The move may have surprised Beaty for a short time but in the end he was glad it happened. Most coaches don't like to lose talented players at their position. However, Beaty knew it could end up helping the team.
"The team is always changing and there are needs that have to be addressed," Beaty said. "He's one of the most athletic kids we have on the team. For him to be unselfish and help the team on defense speaks volumes to what kind of kid he is. He has a great work ethic and wants to help the team win. While I'm said we lost him at receiver I'm happy we have a guy over there our coaches have faith in and they know can help us win."
The competition was nothing new
In the first seven weeks of his career Patterson won the job as a punt returner, started at receiver, and then at cornerback. The percentage of true freshmen that can accomplish that at the BCS level is very small.
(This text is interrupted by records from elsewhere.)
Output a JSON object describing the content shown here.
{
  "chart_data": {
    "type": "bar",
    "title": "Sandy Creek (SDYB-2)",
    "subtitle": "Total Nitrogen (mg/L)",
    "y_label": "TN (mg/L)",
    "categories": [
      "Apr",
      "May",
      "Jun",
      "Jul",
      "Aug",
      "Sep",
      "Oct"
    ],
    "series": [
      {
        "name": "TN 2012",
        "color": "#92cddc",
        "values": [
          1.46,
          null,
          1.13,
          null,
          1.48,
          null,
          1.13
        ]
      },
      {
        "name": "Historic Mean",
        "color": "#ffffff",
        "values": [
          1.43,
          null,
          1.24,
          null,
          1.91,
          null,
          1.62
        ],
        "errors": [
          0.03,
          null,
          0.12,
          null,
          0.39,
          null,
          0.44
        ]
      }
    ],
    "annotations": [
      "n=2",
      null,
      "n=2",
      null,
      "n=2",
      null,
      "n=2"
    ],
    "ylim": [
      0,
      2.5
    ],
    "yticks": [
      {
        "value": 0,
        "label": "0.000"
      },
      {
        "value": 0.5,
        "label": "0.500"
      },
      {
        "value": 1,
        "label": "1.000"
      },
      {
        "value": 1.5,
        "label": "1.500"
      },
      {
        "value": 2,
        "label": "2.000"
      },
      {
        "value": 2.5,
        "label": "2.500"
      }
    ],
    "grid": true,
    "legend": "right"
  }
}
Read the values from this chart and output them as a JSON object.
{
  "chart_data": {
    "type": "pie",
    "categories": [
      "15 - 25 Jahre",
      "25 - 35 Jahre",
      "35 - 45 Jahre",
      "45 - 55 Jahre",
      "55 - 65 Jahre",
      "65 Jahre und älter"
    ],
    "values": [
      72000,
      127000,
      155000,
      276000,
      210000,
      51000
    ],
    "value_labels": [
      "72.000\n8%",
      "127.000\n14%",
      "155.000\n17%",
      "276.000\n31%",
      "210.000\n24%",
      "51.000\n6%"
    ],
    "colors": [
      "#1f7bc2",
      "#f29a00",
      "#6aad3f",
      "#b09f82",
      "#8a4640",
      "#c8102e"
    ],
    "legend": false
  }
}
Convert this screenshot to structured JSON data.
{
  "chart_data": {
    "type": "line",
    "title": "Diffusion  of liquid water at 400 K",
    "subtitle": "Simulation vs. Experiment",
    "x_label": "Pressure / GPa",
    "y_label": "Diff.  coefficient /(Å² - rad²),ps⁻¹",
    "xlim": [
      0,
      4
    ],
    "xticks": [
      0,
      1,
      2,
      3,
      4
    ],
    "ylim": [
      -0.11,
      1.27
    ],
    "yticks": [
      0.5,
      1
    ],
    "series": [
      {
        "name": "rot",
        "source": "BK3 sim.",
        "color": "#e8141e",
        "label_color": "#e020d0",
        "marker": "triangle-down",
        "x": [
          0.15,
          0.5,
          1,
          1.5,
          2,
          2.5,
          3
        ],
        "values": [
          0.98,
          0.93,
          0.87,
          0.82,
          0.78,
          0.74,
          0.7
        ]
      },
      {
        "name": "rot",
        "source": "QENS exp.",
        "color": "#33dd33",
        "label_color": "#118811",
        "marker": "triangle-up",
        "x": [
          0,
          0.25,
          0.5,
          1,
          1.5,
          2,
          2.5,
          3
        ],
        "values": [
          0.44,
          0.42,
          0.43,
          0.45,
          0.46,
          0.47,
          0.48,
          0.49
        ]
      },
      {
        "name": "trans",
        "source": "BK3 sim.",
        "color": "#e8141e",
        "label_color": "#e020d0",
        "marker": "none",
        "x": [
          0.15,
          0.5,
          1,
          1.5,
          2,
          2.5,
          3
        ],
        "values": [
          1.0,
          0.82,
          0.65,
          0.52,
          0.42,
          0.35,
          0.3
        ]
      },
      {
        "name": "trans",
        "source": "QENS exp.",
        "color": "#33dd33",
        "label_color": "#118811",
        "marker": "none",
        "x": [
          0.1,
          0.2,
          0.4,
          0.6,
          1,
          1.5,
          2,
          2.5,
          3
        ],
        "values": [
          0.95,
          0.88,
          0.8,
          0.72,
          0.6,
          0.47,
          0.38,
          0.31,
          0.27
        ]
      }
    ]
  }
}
Growing up Patterson learned to compete. Playing against better athletes was not a new experience for him. Patterson's father Daymond II started up Raw Power, a football training camp. They focused on strength and conditioning and core fundamentals of football.
"We had some people ask us to start it up," Daymond II said. "I realized that a lot of the kids didn't have the money to afford other ones this gave them an outlet. We started it and worked on keeping their skills up. It really blossomed into what it is now."
There are now over 100 players that participate in Raw Power. Younger Daymond has been doing it since the seventh grade and that's where he picked up a lot of his skills. He has been competing against players like Tarrell Brown (Texas-49ers), Domonique Brooks (Colorado), Jason Benjamin (Rice), and Aaron Harris (Texas) to name a few ever since he can remember.
"We've been doing so much of the training stuff since we were young," the younger Patterson said. "I think one of the big reasons I was able to adjust up here so much was since I was young I have been training with a lot of division one athletes. So it wasn't a big jump for me in terms of speed, size, and talent level since I have worked with some of the top cornerbacks in the nation."
Still room to get better
While Patterson has cemented himself as the starting corner, his ceiling to keep getting better is high. This will be his first year to play cornerback full-time. He has finally adjusted and started to learn the details about playing on the defensive side.
Je'Ney Jackson has been impressed with his transition and wonders how good he would be if had always focused on the position.
"If he would have started off at corner for us he would be exceptional," Jackson said. "He keeps improving every day."
Since Patterson has arrived the intensity in the weight room has grown. Now he has to come up and make the tackle instead of trying to dodge them. He has changed his body since arriving a little more than a year ago.
"I've put on about 20 pounds from last season so I have put on some good weight," he said. "I've been working hard with (Chris) Dawson and put on some good size. I've gotten a little faster and stronger. I've been eating a lot and not making sure to skip meals. We've hit the weights hard and staying committed."
Playing wide receiver has helped Patterson make the fast adjustment. He had knowledge how a receiver thinks and picks up on routes. Last season he was thrown into the mix and learned on the run. But this year he's looking forward to showing what he can do after having a full season to learn the position.
"It is coming along real well," he said. "I'm ready to get out there Saturday and put my new skills to work. My technique is better and I'm faster. I'm recognizing routes and alignments better."